Has the oil in the car been changed? Have the cocktail franks or cupcakes been purchased for the potlatch? In the old days a husband and wife wouldn't have needed to inquire because, naturally (and oppressively, I must reiterate), the husband was king of the realm of Boring Male Chores, including, but not limited to, cars and breadwinning, and the wife was queen of the realm of Boring Female Chores, including, but not limited to, cooking and childrearing. Obviously, the wife would get the cupcakes; the husband would get the oil changed. It required no red-tape conversation.
Now it's also true, what with husbands meddling in decorating and wives meddling in lawn mowers, that each task invites an opinion and preference from the other spouse. A wife can't assume that her husband has no stake in the color of the towels; a husband can't assume a wife's indifference to weed whacker techniques. While this chore gender-bending is -- again! -- a good thing, it also vastly multiplies the number of daily speech acts lost to life maintenance logistics.
And there are darker hypotheses for the red-tape chatter. In extreme cases I wonder if the proliferation of niggling, detail-fixated conversation isn't a type of white noise that drowns out in a din of chatter a deeper, more existential problem, or emptiness, within a marriage. Sometimes I suspect that the act of derailing a conversation rife with substance or possibility into an "urgent" nag at a child is a way to preempt a meaningful conversation that's potentially disruptive of the status quo.
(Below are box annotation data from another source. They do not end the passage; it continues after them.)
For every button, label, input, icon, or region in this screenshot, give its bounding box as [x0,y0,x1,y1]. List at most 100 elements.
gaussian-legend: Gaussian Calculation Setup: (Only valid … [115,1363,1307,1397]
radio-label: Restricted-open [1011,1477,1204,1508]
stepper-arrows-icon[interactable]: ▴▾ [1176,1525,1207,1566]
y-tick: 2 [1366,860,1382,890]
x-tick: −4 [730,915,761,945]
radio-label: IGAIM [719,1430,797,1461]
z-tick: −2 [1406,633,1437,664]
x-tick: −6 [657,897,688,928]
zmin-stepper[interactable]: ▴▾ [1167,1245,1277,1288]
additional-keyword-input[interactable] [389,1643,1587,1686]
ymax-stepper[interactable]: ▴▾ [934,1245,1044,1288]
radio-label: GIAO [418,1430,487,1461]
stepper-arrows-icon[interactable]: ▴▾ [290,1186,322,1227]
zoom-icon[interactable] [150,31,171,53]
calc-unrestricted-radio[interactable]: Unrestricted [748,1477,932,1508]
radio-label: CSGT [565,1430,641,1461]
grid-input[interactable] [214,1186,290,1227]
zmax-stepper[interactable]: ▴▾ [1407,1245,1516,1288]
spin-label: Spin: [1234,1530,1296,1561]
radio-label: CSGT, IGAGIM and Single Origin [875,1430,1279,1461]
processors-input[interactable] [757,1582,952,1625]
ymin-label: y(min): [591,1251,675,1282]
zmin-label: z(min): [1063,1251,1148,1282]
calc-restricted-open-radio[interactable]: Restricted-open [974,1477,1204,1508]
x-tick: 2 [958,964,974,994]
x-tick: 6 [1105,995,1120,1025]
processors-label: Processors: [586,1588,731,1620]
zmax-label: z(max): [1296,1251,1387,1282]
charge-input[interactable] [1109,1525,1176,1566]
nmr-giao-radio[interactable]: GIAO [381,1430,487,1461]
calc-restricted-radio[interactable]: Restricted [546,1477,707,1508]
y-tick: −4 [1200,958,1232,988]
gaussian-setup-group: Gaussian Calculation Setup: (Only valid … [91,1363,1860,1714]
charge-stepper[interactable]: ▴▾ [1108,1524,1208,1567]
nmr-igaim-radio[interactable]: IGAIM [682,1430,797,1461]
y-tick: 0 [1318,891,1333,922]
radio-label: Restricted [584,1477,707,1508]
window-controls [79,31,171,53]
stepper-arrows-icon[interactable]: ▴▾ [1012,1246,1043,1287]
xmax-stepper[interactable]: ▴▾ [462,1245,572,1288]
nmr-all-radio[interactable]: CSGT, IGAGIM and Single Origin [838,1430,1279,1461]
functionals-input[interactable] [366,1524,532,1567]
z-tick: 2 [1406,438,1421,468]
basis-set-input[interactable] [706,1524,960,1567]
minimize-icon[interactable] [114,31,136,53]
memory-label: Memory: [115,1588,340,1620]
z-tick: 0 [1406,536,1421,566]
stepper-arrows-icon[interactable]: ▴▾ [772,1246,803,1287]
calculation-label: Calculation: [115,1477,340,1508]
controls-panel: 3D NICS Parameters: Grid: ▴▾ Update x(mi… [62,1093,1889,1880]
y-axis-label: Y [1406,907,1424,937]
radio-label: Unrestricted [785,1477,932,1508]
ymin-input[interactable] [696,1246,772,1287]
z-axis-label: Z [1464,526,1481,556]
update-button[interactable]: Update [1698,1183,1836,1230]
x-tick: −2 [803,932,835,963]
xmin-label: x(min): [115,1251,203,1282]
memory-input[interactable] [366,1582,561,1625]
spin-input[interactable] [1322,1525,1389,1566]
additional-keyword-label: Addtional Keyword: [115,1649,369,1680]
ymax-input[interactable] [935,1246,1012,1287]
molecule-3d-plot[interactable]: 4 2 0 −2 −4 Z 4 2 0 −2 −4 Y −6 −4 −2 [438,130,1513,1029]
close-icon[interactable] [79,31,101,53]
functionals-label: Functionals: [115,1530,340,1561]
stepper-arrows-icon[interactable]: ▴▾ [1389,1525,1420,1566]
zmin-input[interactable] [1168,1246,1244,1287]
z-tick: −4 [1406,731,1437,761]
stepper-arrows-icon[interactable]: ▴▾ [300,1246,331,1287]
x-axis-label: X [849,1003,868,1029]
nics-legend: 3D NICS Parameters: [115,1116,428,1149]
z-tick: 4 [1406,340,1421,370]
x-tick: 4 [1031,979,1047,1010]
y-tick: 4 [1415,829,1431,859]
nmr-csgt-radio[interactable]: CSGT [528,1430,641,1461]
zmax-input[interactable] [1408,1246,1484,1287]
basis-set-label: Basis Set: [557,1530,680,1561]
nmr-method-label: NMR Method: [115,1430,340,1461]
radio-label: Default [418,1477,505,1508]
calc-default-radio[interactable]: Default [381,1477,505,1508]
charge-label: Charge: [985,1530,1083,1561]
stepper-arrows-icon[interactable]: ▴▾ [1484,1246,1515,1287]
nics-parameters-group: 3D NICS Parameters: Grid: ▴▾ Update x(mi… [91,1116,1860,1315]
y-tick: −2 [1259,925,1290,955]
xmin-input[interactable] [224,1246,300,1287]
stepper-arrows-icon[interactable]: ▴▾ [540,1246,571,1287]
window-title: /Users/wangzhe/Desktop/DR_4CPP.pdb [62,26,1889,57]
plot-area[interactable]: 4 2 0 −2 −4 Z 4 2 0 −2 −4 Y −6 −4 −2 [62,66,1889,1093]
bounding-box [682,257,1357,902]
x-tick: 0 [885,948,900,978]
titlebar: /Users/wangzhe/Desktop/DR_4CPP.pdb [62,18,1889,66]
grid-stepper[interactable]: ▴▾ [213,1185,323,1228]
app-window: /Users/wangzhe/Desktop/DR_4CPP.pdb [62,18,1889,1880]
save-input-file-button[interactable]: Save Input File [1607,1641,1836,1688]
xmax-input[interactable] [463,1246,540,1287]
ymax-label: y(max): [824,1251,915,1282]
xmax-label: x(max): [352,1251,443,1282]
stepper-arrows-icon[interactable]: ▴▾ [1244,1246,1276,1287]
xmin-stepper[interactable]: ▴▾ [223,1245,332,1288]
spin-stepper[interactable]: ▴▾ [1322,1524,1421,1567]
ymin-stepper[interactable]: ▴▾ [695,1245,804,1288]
In other words, I worry that red-tape family conversation is occasionally more a premeditated act than just a collateral damage of modern life. Maybe we talk about all of these procedural details so much because we don't have much more to say. Maybe we've forgotten how to converse meaningfully on big topics. Maybe we're afraid to say the other things, or silence scares us. Better to displace into procedural chatter than to speak, or listen, too deeply.